The best focus for anti-AIDS programs is probably things such as mother to child prevention (i.e. preventing an unborn baby from contracting AIDS from his mother, and providing formula milk to new mothers). The effects of this is measurable.

Ok, I'm not particularly attached to the idea of AIDS prevention being the greatest charity of all. As mentioned, I just checked Wikipedia to find out what the Copenhagen Consensus came up with because I'm sure they put more thought into it than the few minutes I'd allocated for it.

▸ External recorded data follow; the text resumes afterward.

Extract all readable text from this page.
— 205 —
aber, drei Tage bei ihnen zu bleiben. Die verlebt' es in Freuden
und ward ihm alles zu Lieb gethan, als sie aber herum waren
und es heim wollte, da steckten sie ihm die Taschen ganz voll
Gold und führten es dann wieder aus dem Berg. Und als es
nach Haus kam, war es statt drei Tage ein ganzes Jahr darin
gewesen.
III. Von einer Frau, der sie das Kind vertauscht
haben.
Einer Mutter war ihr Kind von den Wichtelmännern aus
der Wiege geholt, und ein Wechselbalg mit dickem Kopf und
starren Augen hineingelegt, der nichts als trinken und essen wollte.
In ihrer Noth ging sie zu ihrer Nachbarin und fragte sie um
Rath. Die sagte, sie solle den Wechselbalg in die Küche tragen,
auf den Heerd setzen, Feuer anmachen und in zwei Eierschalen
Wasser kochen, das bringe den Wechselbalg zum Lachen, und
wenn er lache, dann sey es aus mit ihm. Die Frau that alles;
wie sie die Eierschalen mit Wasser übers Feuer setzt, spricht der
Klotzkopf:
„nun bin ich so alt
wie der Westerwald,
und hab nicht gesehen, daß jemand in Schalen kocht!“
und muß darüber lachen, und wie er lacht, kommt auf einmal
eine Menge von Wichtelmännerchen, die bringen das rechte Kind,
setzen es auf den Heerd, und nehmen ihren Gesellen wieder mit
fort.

That said, I'm aware that givewell.org rates charities for their effectiveness. Their top-rated charity is Population Services International, which works on - among other things - preventing AIDS and malaria. "We estimate that it costs PSI $650-$1000 to prevent a case of HIV/AIDS and $500-$2500 to prevent a death from malaria; across the organization, we estimate that it costs PSI about $650-$1000 to save a life." http://www.givewell.net/PSI

If GiveWell's figures are accurate, it seems that $650-$1000 is what it should take to save a life. $27 billion to prevent 30 million infections sounds about right. If you have a cheaper way to save lives, I'd love to hear about it.